Die Technologieunternehmen sehen den Markt für hochqualifizierte Arbeitskräfte als „global wettbewerbsfähig“, und jede Änderung der Einwanderungsregeln kann ihre Fähigkeit, Übersee zu rekrutieren, behindern. Die meisten dieser Unternehmen mieten indische Staatsangehörige, die für so viele 70 Prozent der H-1B Visa-Inhaber verantwortlich sind.
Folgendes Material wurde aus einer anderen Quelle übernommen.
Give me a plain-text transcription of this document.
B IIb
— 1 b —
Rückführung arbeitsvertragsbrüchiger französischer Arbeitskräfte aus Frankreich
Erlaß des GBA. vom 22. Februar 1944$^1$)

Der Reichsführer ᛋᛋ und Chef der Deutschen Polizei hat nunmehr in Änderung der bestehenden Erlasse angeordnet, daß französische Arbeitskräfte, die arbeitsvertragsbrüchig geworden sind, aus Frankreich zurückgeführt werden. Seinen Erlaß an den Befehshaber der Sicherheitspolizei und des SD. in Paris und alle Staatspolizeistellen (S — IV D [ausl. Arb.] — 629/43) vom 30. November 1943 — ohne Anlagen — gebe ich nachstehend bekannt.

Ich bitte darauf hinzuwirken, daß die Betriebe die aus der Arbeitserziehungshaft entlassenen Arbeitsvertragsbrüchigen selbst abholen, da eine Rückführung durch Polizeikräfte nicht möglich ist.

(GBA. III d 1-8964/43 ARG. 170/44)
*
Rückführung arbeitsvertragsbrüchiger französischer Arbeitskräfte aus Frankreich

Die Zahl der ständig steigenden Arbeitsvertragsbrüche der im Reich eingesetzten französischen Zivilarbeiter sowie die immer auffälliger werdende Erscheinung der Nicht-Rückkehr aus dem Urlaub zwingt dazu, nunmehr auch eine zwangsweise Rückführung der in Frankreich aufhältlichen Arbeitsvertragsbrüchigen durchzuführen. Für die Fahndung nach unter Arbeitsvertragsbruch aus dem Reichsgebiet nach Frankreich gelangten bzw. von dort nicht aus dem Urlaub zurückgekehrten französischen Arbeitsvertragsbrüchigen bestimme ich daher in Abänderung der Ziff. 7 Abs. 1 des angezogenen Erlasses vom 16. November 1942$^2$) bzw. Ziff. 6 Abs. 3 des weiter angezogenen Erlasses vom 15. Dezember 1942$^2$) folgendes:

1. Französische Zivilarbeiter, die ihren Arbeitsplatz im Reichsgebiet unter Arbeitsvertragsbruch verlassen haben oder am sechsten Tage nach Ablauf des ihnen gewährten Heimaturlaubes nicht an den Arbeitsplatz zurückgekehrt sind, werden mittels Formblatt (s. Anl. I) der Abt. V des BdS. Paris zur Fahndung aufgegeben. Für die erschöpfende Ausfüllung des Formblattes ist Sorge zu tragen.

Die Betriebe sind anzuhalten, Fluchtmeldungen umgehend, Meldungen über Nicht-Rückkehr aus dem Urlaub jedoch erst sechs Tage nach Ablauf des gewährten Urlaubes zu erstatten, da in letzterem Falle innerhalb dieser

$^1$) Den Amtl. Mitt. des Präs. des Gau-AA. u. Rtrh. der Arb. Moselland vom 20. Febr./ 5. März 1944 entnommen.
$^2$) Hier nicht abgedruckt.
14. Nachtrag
Zweihundertfünfzig H-1B Visumanträge für Personen, die in den sieben verbotenen Ländern geboren wurden, wurden im Geschäftsjahr 2015 für computerbezogene Arbeitsplätze genehmigt, laut einer Computerworld-Analyse der Einwanderungsstatistiken für dieses Jahr . Wenn neue und erneuerte H-1B-Visa für mehrere Jahre gezählt werden, wird die Zahl steigen. Die sieben Länder, in denen das Einwanderungsverbot gilt, sind Iran, Irak, Libyen, Somalia, Sudan, Syrien und Jemen.

FY2015 H-1B-Visa genehmigt für Personen, die in den von Trump betroffenen Ländern geboren sind.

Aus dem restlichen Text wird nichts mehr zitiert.